—Neresi olursa olsun, bir başka yerde daha iyi olacağını düşünenler ve bunun gereğini yapanlar, yolların sâdık dost ve arkadaşlarıdır.

—Sadece güneşli ve güzel günlerde yürüyüp, diğer günlerde yollara demir atanlar, hedeflerine çok zor varırlar; belki de hiç ulaşamazlar.

— Yollar, sesli olarak konuşmazlar, ama dünyadaki tüm insan ve hayvan dilerini çok iyi bilirler. ‘Hâl Dili’ni onlardan daha iyi bilen yoktur.

— Yollar, günde beş vakit minarelerden okunan ezanlar gibidirler. İkisi de çağırır, biri O’na ibadete; diğeri, iki günü bir olmayan yolculuğa…

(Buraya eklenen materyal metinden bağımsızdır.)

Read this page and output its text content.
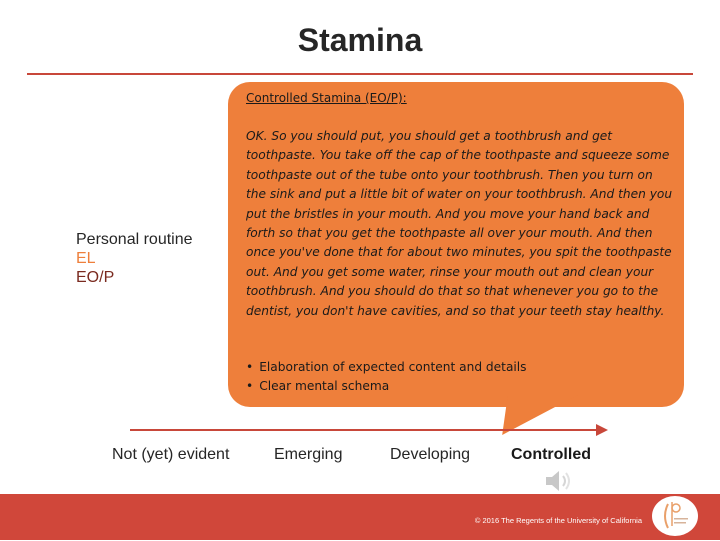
Stamina
Controlled Stamina (EO/P):
OK. So you should put, you should get a toothbrush and get toothpaste. You take off the cap of the toothpaste and squeeze some toothpaste out of the tube onto your toothbrush. Then you turn on the sink and put a little bit of water on your toothbrush. And then you put the bristles in your mouth. And you move your hand back and forth so that you get the toothpaste all over your mouth. And then once you've done that for about two minutes, you spit the toothpaste out. And you get some water, rinse your mouth out and clean your toothbrush. And you should do that so that whenever you go to the dentist, you don't have cavities, and so that your teeth stay healthy.
• Elaboration of expected content and details
• Clear mental schema
Personal routine
EL
EO/P
Not (yet) evident	Emerging	Developing	Controlled
© 2016 The Regents of the University of California
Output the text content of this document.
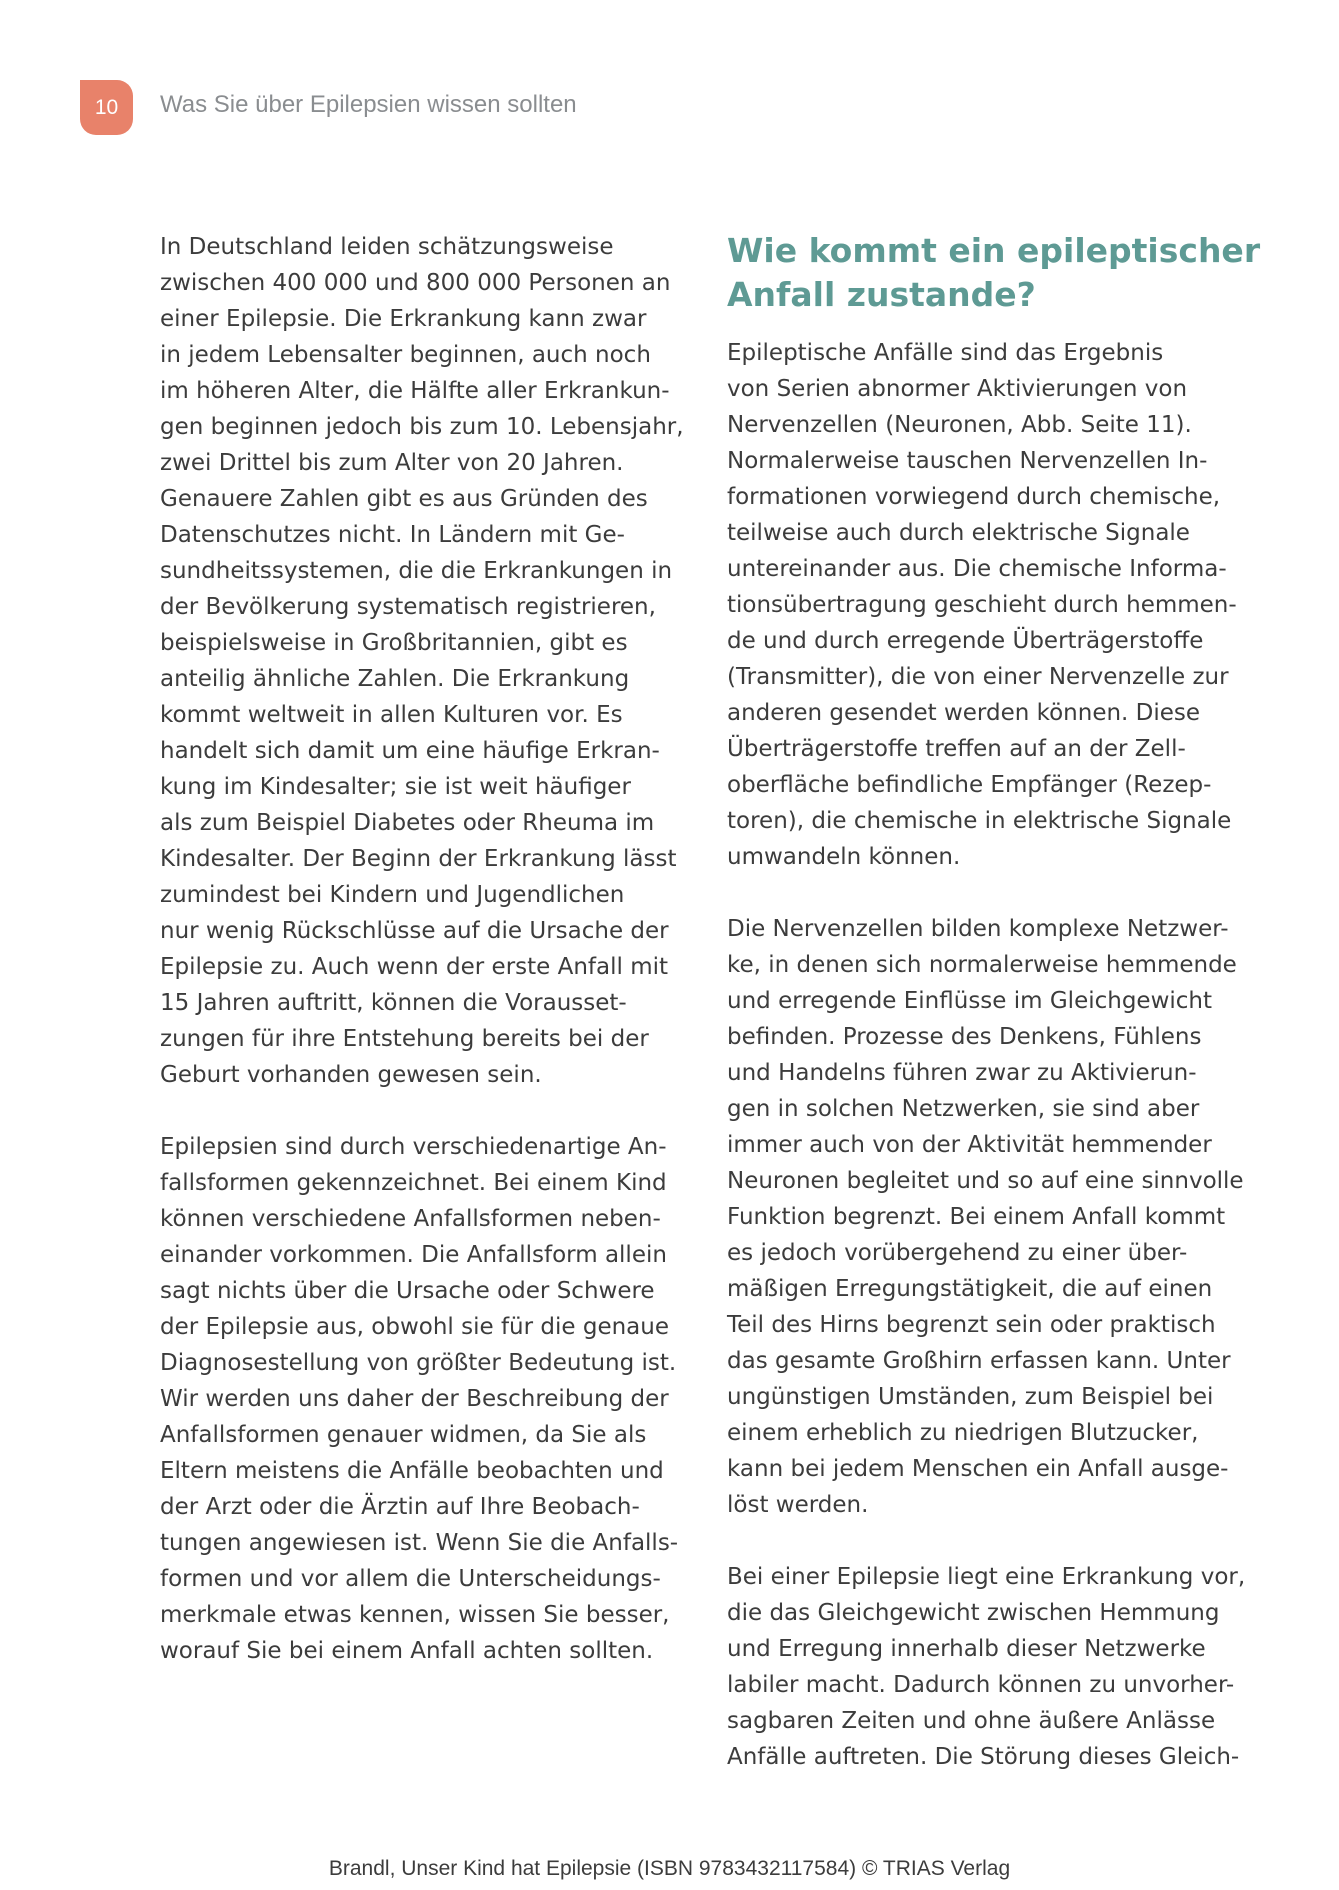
10 Was Sie über Epilepsien wissen sollten
In Deutschland leiden schätzungsweise
zwischen 400 000 und 800 000 Personen an
einer Epilepsie. Die Erkrankung kann zwar
in jedem Lebensalter beginnen, auch noch
im höheren Alter, die Hälfte aller Erkrankun-
gen beginnen jedoch bis zum 10. Lebensjahr,
zwei Drittel bis zum Alter von 20 Jahren.
Genauere Zahlen gibt es aus Gründen des
Datenschutzes nicht. In Ländern mit Ge-
sundheitssystemen, die die Erkrankungen in
der Bevölkerung systematisch registrieren,
beispielsweise in Großbritannien, gibt es
anteilig ähnliche Zahlen. Die Erkrankung
kommt weltweit in allen Kulturen vor. Es
handelt sich damit um eine häufige Erkran-
kung im Kindesalter; sie ist weit häufiger
als zum Beispiel Diabetes oder Rheuma im
Kindesalter. Der Beginn der Erkrankung lässt
zumindest bei Kindern und Jugendlichen
nur wenig Rückschlüsse auf die Ursache der
Epilepsie zu. Auch wenn der erste Anfall mit
15 Jahren auftritt, können die Vorausset-
zungen für ihre Entstehung bereits bei der
Geburt vorhanden gewesen sein.
Epilepsien sind durch verschiedenartige An-
fallsformen gekennzeichnet. Bei einem Kind
können verschiedene Anfallsformen neben-
einander vorkommen. Die Anfallsform allein
sagt nichts über die Ursache oder Schwere
der Epilepsie aus, obwohl sie für die genaue
Diagnosestellung von größter Bedeutung ist.
Wir werden uns daher der Beschreibung der
Anfallsformen genauer widmen, da Sie als
Eltern meistens die Anfälle beobachten und
der Arzt oder die Ärztin auf Ihre Beobach-
tungen angewiesen ist. Wenn Sie die Anfalls-
formen und vor allem die Unterscheidungs-
merkmale etwas kennen, wissen Sie besser,
worauf Sie bei einem Anfall achten sollten.
Wie kommt ein epileptischer
Anfall zustande?
Epileptische Anfälle sind das Ergebnis
von Serien abnormer Aktivierungen von
Nervenzellen (Neuronen, Abb. Seite 11).
Normalerweise tauschen Nervenzellen In-
formationen vorwiegend durch chemische,
teilweise auch durch elektrische Signale
untereinander aus. Die chemische Informa-
tionsübertragung geschieht durch hemmen-
de und durch erregende Überträgerstoffe
(Transmitter), die von einer Nervenzelle zur
anderen gesendet werden können. Diese
Überträgerstoffe treffen auf an der Zell-
oberfläche befindliche Empfänger (Rezep-
toren), die chemische in elektrische Signale
umwandeln können.
Die Nervenzellen bilden komplexe Netzwer-
ke, in denen sich normalerweise hemmende
und erregende Einflüsse im Gleichgewicht
befinden. Prozesse des Denkens, Fühlens
und Handelns führen zwar zu Aktivierun-
gen in solchen Netzwerken, sie sind aber
immer auch von der Aktivität hemmender
Neuronen begleitet und so auf eine sinnvolle
Funktion begrenzt. Bei einem Anfall kommt
es jedoch vorübergehend zu einer über-
mäßigen Erregungstätigkeit, die auf einen
Teil des Hirns begrenzt sein oder praktisch
das gesamte Großhirn erfassen kann. Unter
ungünstigen Umständen, zum Beispiel bei
einem erheblich zu niedrigen Blutzucker,
kann bei jedem Menschen ein Anfall ausge-
löst werden.
Bei einer Epilepsie liegt eine Erkrankung vor,
die das Gleichgewicht zwischen Hemmung
und Erregung innerhalb dieser Netzwerke
labiler macht. Dadurch können zu unvorher-
sagbaren Zeiten und ohne äußere Anlässe
Anfälle auftreten. Die Störung dieses Gleich-
Brandl, Unser Kind hat Epilepsie (ISBN 9783432117584) © TRIAS Verlag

— Bazı seyyahlar, yolculuklarına, sadece düşünmek ve nefis muhasebesi yapmak için başlarlarmış. En iyi muhasebe, yollarda yapılırmış.

— Sevdası olmayan kul ve bülbülü olmayan gül gibi, yolcuları olmayan yollar ile yolları olmayan yolcular, tek başlarına bir anlam ifade etmezler!

— Yollarda seyr ü sefer edenlerin içinde alçaklar da vardır. Ama ‘alçaklığın en büyüğü, zalimleri övmektir’ demiş, bir zamanlar bir Büyük Önder!

— Herkesi ve her şeyi, her insanı veya her varlığı, hep yanınıza alıp götüremez ve yollara düşüremezsiniz; bazılarının dünde kalması gerekir.

— Bazen öyle olurmuş ki, birilerinin gitmesiyle açılan boşluklar, bir başkasının oraya gelmesiyle dolmazmış... Bunu ancak ve ancak tecrübe edenler bilirmiş.

— Şu garip âlemin garip yollarında, tesadüflerin ve tevafukların yolcuları da vardır. ‘Tesadüfî’ yolculara bir şey denemez ama ‘tevafukî’ yolcular ne güzel yolculardır.

— Bir şâir bir mısrasında şöyle demiş: "Kalbi yorgun olanın, dili keskin olurmuş". Öyleyse dinlenmek ve dili, keskinlikten kurtarmak için yollara düşmek gerek…

— Yollar, her tür hastalıkların tedavi mekânlarıdır. Onlardın tedavi edemedikleri tek hastalık, ar damarı çatlamış olan iki ayaklı mahlûkatın hastalığıdır. Onları hiçbir zaman tedavi edemez!

— O yollar var ya o yollar, parayı, makamı, mevkii, itibarı ve unvanı taşıyamayanların test pistleri ve imtihan alanlarıdır. İnsanların hangilerinin ‘adam’, hangilerinin ‘adam görüntüsünde adam’ oldukları buralarda ayırt edilir.


— Yollar o kadar değişik tür insanlarla yolculuk ve yoldaşlık yaparlar ki, bunların bir kısmı mal-mülk peşinde, kimisi mevki – makam, kimisi şöhret ve kimisi de kadın- erkek peşinde koşarlar. Garipler bilmezler ki, Azrail hepsinin peşindedir ve her mola yerinde, yorulmuşların bir kısmı ile selamlaşır!

—Yollar, kendisiyle beraber yola çıkıp, ayaklarını başkalarının omuzlarına, midesini başkalarının ekmeğine, sırtını başkalarının elbiselerine, araçlarını başkalarının araçlarına, yakıtlarını başkalarının petrol istasyonlarına ve ceplerini de başkalarının paralarına alıştıran zevatı hiç sevmezler; ama gelin görün ki, edeplerinden seslerini hiç çıkarmazlar.

— Şayet sıkıntılarınız varsa ve bir araca da sahipseniz, uzunca bir yolculuk yapın. Yolculuğu yalnız gerçekleştirin. Normal süratte yol boyunca ilerlerken, iç dünyanıza da bir sefer başlatın. Saatlerce nefis mahasebesi yapın. Sık sık mola verin. Güzel manzaralı yerlerde mola sürelerini artırın. İmkânınız varsa bile lüks aramayın. Ucuz pansiyonlarda konaklayın ve aynı şekilde geri dönün. Göreceksiniz ki çok rahatlamış olacaksınız. Bir defa denemekle bir şey kaybetmezsiniz.